Motion to approve the plan for the HAWK-I Outreach Pilot Project was made by Barry Cleaveland. The motion was seconded by Mary Weaver. Unanimous approval was made by Eldon Huston, Mary Weaver, Susan Voss, Susie Poulton, Diane Briest, and Barry Cleaveland.


Mike Baldwin of the Department of Human Services informed the Board that effective October 1, 2000, monthly reporting and retrospective budgeting will be eliminated for all Family Medical Assistance Program (FMAP) related Medicaid. FMAP-related Medicaid are coverage groups for families and children.

The change from retrospective budgeting to the anticipated income method is being made because the monthly reporting process has been recognized nationwide as one of the largest barriers to keeping people on Medicaid once they get there. Mr. Baldwin said the committee that worked on this project cited a monthly reporting case where an 18-month study showed the Department canceled the case 11 times in those 18 months. All but one of those times was due to monthly reporting. Mr. Baldwin said he believed in all the cases the client was able to comply and get reinstated, but DHS still had to send out the cancellation notice, and then turn around when they complied and notify them of reinstatement, and so on.

Ms. Smith clarified that elimination of monthly reporting is different than continuous eligibility. The difference is that on continuous eligibility kids are set up for a year and they are eligible no matter what. By eliminating monthly reporting the case will be reviewed once a year. Changes must be reported and DHS acts on those changes within the 12 months, so eligibility is not guaranteed like continuous eligibility. Ms. Smith said that a recently developed report is designed to show how many new kids come onto Medicaid a month and how many come off. The first draft of the report showed about 6,000 new kids came on and almost as many went off in the same month so the next gain statewide was only 148. Ms. Smith said that by using the anticipated income method and projecting income like is done with HAWK-I, the programs will be much closer in how income is calculated than in the past.

Mr. Baldwin stated that the monthly reporting is being eliminated only for Medicaid. People who receive Medicaid and food stamps or Medicaid and FIP, or all three will have to monthly report for those programs. If they do not, they will get cancelled for those programs, but their Medicaid will not get cancelled because it is no longer a condition of eligibility for the program.

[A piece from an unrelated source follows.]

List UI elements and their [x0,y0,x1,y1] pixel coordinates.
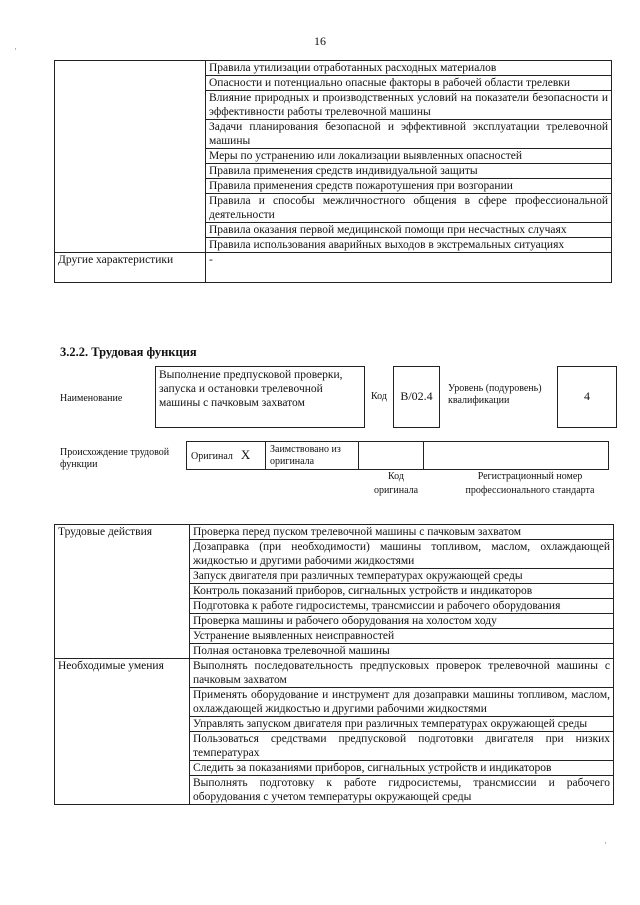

Shellie Goldman reviewed HCFA’s report on Iowa’s SCHIP program. In September of 1999, the Health Care Financing Administration (HCFA) conducted a review of Iowa's SCHIP program. The review focused primarily on whether or not Iowa has the appropriate policies and procedures in place to administer SCHIP efficiently. Information was collected through June of 1999 -- Medicaid expansion had been in effect for one year, the HAWK-I program had been in effect for less than six months. Ms. Goldman outlined the issues identified by the report and the action steps being taken in response to those issues.

Highlights of the report included:

In response to the issues for HAWK-I program integrity, the Department has a formalized check list in place to make sure all the documents that are required on a quarterly basis do get turned in. There was a lot of concern regarding fraud and abuse and the health plans are required to submit not only their quality plan, but also their fraud and abuse plan by April 1st of every year for the Department's review. The Department is working with the Department of Inspections and Appeals to be able to utilize their 1-800 fraud abuse number. That number would be available to beneficiaries, providers, or who ever might be concerned that some kind of fraud or abuse may be occurring within the program. Additionally, DHS will continue to work closely with the Division of Insurance in the event they receive any complaints about the HAWK-I program.


There was no new business to present before the Board.

The next HAWK-I Board meeting is scheduled for Monday, July 17, 2000, at 12:30 in the Oak Room at the Des Moines Botanical Center.

The meeting was adjourned at 4:30 p.m.